Dans les zones frontalières du Sud-Kivu, l’annonce de nouveaux cas suspects d’Ebola a immédiatement entraîné un durcissement des mesures de contrôle. Plusieurs points de passage sont ralentis ou fermés, réduisant drastiquement les échanges quotidiens. Pour les petits commerçants, habitués à survivre grâce aux mouvements transfrontaliers, la situation est vécue comme un coup d’arrêt brutal à leur unique source de revenus.
« Depuis la fermeture, je ne vends plus rien. Mon stock de farine est bloqué et je n’ai plus d’argent pour nourrir mes enfants », témoigne Marie, vendeuse à la petite frontière de Ruzizi. À quelques mètres, un transporteur en moto confie : « Avant, je faisais dix à quinze traversées par jour. Aujourd’hui, je rentre à vide, c’est la misère totale ».

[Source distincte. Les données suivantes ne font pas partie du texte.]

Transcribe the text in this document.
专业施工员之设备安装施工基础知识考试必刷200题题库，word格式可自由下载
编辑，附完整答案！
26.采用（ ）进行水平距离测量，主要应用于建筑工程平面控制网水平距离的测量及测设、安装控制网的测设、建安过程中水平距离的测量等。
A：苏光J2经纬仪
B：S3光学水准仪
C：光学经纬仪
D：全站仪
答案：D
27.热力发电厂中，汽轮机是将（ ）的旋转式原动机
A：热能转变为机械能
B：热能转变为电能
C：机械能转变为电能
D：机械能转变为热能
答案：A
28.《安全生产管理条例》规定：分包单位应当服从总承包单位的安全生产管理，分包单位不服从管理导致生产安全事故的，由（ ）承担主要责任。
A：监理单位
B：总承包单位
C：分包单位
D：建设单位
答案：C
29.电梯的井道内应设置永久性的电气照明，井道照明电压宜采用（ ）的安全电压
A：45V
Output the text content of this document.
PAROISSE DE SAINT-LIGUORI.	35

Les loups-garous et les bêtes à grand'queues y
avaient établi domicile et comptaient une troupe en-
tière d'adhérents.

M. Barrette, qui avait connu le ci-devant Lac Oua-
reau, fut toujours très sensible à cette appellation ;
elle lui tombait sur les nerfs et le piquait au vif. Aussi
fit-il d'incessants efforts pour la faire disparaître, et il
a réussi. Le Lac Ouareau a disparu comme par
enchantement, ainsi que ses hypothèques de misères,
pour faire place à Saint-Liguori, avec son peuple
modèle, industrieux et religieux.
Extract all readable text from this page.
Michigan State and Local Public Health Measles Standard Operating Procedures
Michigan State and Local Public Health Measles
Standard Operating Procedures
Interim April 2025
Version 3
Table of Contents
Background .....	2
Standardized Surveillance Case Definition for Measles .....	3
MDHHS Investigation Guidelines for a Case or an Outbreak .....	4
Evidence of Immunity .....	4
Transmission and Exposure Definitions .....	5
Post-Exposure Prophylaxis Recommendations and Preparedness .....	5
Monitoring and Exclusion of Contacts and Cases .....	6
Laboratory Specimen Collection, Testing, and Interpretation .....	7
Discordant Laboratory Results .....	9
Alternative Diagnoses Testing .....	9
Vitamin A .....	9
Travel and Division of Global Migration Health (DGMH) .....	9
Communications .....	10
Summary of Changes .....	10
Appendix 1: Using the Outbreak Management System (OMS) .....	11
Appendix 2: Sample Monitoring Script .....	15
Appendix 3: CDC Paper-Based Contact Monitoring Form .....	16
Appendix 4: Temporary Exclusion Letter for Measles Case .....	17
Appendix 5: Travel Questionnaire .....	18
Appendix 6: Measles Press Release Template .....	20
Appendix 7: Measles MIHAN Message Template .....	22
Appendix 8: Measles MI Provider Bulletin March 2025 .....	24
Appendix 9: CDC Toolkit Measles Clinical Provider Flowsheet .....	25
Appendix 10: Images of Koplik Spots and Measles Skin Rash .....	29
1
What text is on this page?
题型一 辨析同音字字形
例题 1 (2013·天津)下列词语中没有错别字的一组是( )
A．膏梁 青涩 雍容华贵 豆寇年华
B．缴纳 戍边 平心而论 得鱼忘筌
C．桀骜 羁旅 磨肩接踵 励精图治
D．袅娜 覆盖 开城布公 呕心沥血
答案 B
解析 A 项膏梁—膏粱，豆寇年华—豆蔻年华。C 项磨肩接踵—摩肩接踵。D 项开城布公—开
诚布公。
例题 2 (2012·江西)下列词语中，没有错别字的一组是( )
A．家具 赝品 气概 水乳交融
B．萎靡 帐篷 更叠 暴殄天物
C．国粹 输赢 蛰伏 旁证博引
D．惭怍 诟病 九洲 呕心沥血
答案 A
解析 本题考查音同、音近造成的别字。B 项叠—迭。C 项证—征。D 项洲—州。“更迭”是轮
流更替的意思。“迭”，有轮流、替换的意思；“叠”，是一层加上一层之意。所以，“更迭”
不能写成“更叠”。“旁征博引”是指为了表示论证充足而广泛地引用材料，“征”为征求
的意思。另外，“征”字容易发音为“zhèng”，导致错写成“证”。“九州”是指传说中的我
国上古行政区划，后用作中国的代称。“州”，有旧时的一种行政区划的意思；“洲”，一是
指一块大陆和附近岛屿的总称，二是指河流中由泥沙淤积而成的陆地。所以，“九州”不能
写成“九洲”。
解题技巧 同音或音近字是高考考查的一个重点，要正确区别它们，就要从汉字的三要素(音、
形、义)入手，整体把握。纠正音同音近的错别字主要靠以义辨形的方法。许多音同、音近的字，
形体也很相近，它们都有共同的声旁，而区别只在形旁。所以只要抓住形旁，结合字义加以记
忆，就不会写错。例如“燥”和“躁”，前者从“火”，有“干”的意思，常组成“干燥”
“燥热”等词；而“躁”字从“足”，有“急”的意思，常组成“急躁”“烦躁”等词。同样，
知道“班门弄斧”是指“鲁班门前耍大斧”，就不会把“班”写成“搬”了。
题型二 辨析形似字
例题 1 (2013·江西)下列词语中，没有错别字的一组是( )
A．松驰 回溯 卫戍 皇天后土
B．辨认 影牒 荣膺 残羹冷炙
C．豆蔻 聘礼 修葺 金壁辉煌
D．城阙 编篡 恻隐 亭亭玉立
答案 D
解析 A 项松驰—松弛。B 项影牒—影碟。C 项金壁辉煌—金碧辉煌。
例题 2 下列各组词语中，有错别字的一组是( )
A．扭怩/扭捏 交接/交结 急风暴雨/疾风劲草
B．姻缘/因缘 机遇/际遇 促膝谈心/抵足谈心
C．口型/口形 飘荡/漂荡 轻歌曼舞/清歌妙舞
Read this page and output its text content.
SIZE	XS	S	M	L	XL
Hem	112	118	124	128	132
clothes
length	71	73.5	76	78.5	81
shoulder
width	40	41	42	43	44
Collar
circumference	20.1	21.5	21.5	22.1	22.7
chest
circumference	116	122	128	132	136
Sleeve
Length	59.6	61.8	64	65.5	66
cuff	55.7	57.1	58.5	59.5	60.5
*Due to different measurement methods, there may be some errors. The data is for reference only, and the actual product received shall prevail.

Sur le plan sanitaire, les autorités justifient ces restrictions par la nécessité de limiter la propagation du virus et de renforcer la surveillance aux frontières. Mais sur le terrain, les mesures créent une rupture brutale des chaînes d’approvisionnement. Les produits agricoles, denrées alimentaires et marchandises de première nécessité deviennent difficiles à écouler, accentuant la précarité des ménages.
« On comprend la peur d’Ebola, mais on nous laisse mourir de faim », lance Jean-Claude, commerçant de poissons. Une autre vendeuse, Aline, ajoute : « Même les clients ont disparu. Tout le monde a peur de traverser ». Un agent de transport frontalier complète : « Les contrôles sont nécessaires, mais il faut aussi penser à ceux qui vivent du commerce quotidien ».
Dans ce climat de tension, les acteurs économiques appellent à un équilibre entre sécurité sanitaire et maintien des activités vitales. Sans mesures d’accompagnement, les petits commerçants risquent de basculer dans une pauvreté encore plus profonde. « Si la frontière reste fermée longtemps, nous allons disparaître économiquement », alerte enfin un groupement de commerçants, résumant l’angoisse générale d’une population prise entre la peur du virus et la lutte pour survivre.